Ist es richtig, das Thema mit Fragen zur Nachfragemacht zu verknüpfen?
Ganz eindeutig nein. Es ist sogar für die Industrie gefährlich das zu tun. Lässt es doch den Schluss zu, dass die Industrie zur vertikalen Preisabstimmung als Ultima Ratio gezwungen sei, weil der übermächtige Handel ansonsten ihre Existenz gefährdet.

Missbräuchliche Nachfragemacht äußert sich in „Anzapfen", d.h. Einfordern von Gegenleistungen ohne „sachlich gerechtfertigtem Grund". Dabei kommt es nicht auf den Konditionstitel an, sondern auf die Beurteilung des erwarteten Vorteils, den sich die jeweilige Seite verspricht.

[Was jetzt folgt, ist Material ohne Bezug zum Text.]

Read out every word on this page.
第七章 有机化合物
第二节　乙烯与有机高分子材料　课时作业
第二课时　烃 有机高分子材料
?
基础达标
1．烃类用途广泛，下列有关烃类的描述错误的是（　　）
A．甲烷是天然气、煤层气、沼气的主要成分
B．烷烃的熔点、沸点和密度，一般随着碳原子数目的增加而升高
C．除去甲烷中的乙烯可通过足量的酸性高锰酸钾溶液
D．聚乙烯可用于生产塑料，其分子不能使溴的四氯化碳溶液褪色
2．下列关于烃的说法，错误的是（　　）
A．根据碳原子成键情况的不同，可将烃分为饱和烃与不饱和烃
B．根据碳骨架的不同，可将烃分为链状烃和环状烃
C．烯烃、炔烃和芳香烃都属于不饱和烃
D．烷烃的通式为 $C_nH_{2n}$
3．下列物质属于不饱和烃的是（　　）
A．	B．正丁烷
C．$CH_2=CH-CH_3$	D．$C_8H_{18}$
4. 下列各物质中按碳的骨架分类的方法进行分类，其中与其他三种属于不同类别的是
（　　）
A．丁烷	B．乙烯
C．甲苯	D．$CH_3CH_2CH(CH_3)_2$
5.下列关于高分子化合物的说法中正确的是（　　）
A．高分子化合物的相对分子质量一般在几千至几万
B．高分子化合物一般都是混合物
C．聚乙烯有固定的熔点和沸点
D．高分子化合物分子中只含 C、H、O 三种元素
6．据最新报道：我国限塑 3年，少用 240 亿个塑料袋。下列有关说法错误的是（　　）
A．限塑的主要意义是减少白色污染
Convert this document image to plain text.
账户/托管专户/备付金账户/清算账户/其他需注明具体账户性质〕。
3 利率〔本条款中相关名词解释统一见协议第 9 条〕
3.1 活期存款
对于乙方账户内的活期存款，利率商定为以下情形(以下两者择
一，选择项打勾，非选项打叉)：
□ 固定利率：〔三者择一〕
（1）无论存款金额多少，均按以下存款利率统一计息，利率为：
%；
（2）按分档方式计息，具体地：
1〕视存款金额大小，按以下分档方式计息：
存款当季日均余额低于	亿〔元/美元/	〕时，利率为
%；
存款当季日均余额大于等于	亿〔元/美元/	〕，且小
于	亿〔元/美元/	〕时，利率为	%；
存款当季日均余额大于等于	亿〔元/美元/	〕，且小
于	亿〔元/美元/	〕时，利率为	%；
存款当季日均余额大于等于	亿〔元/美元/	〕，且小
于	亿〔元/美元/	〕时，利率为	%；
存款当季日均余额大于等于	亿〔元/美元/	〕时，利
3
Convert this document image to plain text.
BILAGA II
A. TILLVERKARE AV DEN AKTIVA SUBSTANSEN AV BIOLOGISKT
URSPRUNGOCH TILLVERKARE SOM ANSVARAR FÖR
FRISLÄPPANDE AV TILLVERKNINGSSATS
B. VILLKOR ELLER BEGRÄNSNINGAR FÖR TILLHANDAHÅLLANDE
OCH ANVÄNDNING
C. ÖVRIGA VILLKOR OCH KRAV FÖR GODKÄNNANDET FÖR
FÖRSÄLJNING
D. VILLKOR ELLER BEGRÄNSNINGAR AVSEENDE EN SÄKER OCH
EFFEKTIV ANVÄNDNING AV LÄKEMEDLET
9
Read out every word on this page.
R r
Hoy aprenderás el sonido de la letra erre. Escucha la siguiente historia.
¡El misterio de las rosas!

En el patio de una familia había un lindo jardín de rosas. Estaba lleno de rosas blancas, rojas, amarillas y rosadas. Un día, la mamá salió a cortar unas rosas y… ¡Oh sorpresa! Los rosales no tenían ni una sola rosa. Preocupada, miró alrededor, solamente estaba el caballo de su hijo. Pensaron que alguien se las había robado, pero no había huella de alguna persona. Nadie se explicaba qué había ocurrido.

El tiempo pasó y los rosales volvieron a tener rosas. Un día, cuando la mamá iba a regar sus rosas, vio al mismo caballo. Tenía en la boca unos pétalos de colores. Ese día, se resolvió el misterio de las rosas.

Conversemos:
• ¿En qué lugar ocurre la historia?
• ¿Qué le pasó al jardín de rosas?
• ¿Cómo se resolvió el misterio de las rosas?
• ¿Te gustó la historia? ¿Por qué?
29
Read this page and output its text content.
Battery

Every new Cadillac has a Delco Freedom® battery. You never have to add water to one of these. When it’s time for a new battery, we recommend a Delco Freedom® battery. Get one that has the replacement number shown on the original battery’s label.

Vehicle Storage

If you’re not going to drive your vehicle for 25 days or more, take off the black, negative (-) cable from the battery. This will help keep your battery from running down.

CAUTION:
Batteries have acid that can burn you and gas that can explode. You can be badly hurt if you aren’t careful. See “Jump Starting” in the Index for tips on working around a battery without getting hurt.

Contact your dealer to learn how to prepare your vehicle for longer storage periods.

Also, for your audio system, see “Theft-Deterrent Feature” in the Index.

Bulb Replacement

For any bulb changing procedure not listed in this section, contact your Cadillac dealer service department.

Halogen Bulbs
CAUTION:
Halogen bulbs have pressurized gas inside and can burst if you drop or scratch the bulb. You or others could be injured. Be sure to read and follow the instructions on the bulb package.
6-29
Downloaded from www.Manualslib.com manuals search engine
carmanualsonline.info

In den weitaus überwiegenden Fällen handelt es sich dabei um höhere Absatzchancen verbunden mit Skalenerträgen aus Distribution oder Stärken der Marktposition.
In Deutschland machen 6 Prozent der Food-Industrie 90 Prozent des Umsatzes mit Lebensmitteln. Dem Handel stehen also nicht gerade Zwerge gegenüber, daher auch mein Fragezeichen zur Rolle des Markenverbandes. Ich bin überzeugt, dass wir die Lösung unserer Marktprobleme nicht der Kartellbehörde oder der Politik antragen sollten.

Auf Seiten der Industrie besteht ein Angebotsüberhang, sagen Sie. Zudem sei in vielen Warengruppen die Szene höher konzentriert als im Handel. Gebündelt wird aber auf Seiten des Handels. Sind tatsächlich sämtliche Vorwürfe von Seiten der Lieferanten aus der Luft gegriffen?
Der harte Wettbewerb mag dazu führen, dass hier und da mit rauen Bandagen gekämpft wird. Harte Verhandlungen sind zulässig, unzulässige Druckausübung aber nicht. In anderen Branchen haben sich Mediatoren bei Konflikten bewährt. So etwas könnte ich mir auch im Verhältnis zwischen Handel und Industrie vorstellen. Die Diskussionen stehen hier jedoch noch am Anfang und Lösungen müssen hier mit allen Beteiligten, also auch mit den politischen Entscheidungsträgern gefunden werden.